Get html using Python requests?

The server in question is giving you a gzipped response. The server is also very broken; it sends the following headers:

$ curl -D - -o /dev/null -s -H 'Accept-Encoding: gzip, deflate' http://www.wrcc.dri.edu/WRCCWrappers.py?sodxtrmts+028815+por+por+pcpn+none+mave+5+01+F
HTTP/1.1 200 OK
Date: Tue, 06 Jan 2015 17:46:49 GMT
Server: Apache
<!DOCTYPE HTML PUBLIC "-//W3C//DTD XHTML 1.0 Transitional//EN" "DTD/xhtml1-transitional.dtd"><html xmlns="http: //www.w3.org/1999/xhtml" lang="en-US">
Vary: Accept-Encoding
Content-Encoding: gzip
Content-Length: 3659
Content-Type: text/html

The <!DOCTYPE..> line there is not a valid HTTP header. As such, the remaining headers past Server are ignored. Why the server interjects that is unclear; in all likely hood WRCCWrappers.py is a CGI script that doesn’t output headers but does include a double newline after the doctype line, duping the Apache server into inserting additional headers there.

As such, requests also doesn’t detect that the data is gzip-encoded. The data is all there, you just have to decode it. Or you could if it wasn’t rather incomplete.

The work-around is to tell the server not to bother with compression:

headers = {'Accept-Encoding': 'identity'}
r = requests.get(url, headers=headers)

and an uncompressed response is returned.

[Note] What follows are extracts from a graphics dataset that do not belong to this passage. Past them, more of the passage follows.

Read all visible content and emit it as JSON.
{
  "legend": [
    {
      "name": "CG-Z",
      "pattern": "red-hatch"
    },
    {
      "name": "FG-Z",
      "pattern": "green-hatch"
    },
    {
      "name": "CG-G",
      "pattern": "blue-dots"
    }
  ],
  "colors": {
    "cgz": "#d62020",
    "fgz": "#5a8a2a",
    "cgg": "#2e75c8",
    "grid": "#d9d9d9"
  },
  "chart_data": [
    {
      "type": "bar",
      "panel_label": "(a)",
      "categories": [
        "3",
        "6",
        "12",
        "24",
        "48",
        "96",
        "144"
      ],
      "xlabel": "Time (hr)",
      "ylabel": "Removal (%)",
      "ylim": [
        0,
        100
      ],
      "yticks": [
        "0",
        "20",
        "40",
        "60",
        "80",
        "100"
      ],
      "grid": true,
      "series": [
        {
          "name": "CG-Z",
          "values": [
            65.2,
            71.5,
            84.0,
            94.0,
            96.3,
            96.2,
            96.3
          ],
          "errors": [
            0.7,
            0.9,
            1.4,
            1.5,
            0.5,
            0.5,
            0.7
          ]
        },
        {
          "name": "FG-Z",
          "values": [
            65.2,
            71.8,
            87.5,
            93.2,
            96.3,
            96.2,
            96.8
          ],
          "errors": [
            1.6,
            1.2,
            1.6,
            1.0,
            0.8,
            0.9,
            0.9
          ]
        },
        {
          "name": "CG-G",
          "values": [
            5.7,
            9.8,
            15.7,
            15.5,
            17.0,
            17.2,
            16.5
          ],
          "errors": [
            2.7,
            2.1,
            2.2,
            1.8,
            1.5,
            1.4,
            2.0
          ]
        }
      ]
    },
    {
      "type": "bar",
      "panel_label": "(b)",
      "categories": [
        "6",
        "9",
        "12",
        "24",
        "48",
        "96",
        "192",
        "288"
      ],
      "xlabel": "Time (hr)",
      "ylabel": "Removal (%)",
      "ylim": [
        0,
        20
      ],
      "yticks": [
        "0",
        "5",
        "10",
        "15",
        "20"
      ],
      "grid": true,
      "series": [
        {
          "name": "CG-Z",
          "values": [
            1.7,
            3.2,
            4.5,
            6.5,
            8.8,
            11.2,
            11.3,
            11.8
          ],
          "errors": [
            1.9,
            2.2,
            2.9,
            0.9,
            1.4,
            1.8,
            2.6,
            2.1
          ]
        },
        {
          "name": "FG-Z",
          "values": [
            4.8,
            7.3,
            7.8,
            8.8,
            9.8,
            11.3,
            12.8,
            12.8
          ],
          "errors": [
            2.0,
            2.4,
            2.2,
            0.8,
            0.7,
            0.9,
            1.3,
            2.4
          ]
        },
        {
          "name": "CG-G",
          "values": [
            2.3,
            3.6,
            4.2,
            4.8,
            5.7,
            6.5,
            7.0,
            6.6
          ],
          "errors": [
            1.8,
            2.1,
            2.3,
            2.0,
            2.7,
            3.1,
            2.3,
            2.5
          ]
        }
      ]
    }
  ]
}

Incidentally, on Python 2 the HTTP header parser is not so strict and manages to declare the doctype a header:

>>> pprint(dict(r.headers))
{'<!doctype html public "-//w3c//dtd xhtml 1.0 transitional//en" "dtd/xhtml1-transitional.dtd"><html xmlns="http': '//www.w3.org/1999/xhtml" lang="en-US">',
 'connection': 'Keep-Alive',
 'content-encoding': 'gzip',
 'content-length': '3659',
 'content-type': 'text/html',
 'date': 'Tue, 06 Jan 2015 17:42:06 GMT',
 'keep-alive': 'timeout=5, max=100',
 'server': 'Apache',
 'vary': 'Accept-Encoding'}

and the content-encoding information survives, so there requests decodes the content for you, as expected.